Becca Hale labeling a collection vial
Researchers at the University of North Carolina at Asheville are working with the U.S. Fish & Wildlife Service to learn more about rare pitcher plants.
Pitcher plants have a modified leaf in the shape of a pitcher. The pitcher is lined with tiny, downward-facing hairs. In many pitcher plants, an insect is attracted to the pitcher's scent, begins climbing down, and the hairs prevent it from reversing course, leaving its only option to go deeper, until it comes to the pool of enzymes, is digested, and feeds the plant. However, in other pitcher plants, the plants get others to do much of this work. In the purple pitcher plant, which is found in western North Carolina, the pool of water at the base of the pitcher is home to a community of life, with 165 species found living within its pitchers. In these cases, it's this community of life that does the digesting, and the plant absorbs nutrients released as these other species feed and grow.

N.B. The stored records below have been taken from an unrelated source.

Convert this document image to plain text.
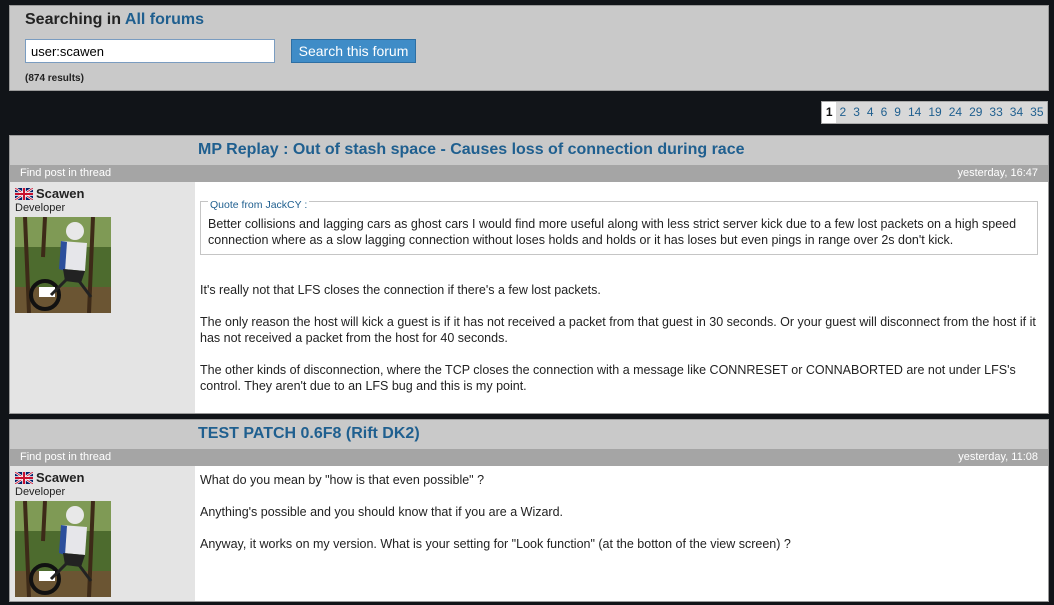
Searching in All forums
user:scawen
Search this forum
(874 results)
1 2 3 4 6 9 14 19 24 29 33 34 35
MP Replay : Out of stash space - Causes loss of connection during race
Find post in thread	yesterday, 16:47
Scawen
Developer	Quote from JackCY :
Better collisions and lagging cars as ghost cars I would find more useful along with less strict server kick due to a few lost packets on a high speed connection where as a slow lagging connection without loses holds and holds or it has loses but even pings in range over 2s don't kick.
It's really not that LFS closes the connection if there's a few lost packets.
The only reason the host will kick a guest is if it has not received a packet from that guest in 30 seconds. Or your guest will disconnect from the host if it has not received a packet from the host for 40 seconds.
The other kinds of disconnection, where the TCP closes the connection with a message like CONNRESET or CONNABORTED are not under LFS's control. They aren't due to an LFS bug and this is my point.
TEST PATCH 0.6F8 (Rift DK2)
Find post in thread	yesterday, 11:08
Scawen
Developer
What do you mean by "how is that even possible" ?
Anything's possible and you should know that if you are a Wizard.
Anyway, it works on my version. What is your setting for "Look function" (at the botton of the view screen) ?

The purple pitcher plant hybridizes with the endangered mountain sweet pitcher plant, which uses enzymes to digest insects. Two different pitcher plants. Two different feeding strategies. What happens in their offspring? That's one of the questions the researchers hope to answer. By periodically collecting and examining water from the pitchers, they'll gain an understanding of how both communities of life and enzyme solutions vary among the purple, mountain sweet, and hybrid pitcher plants.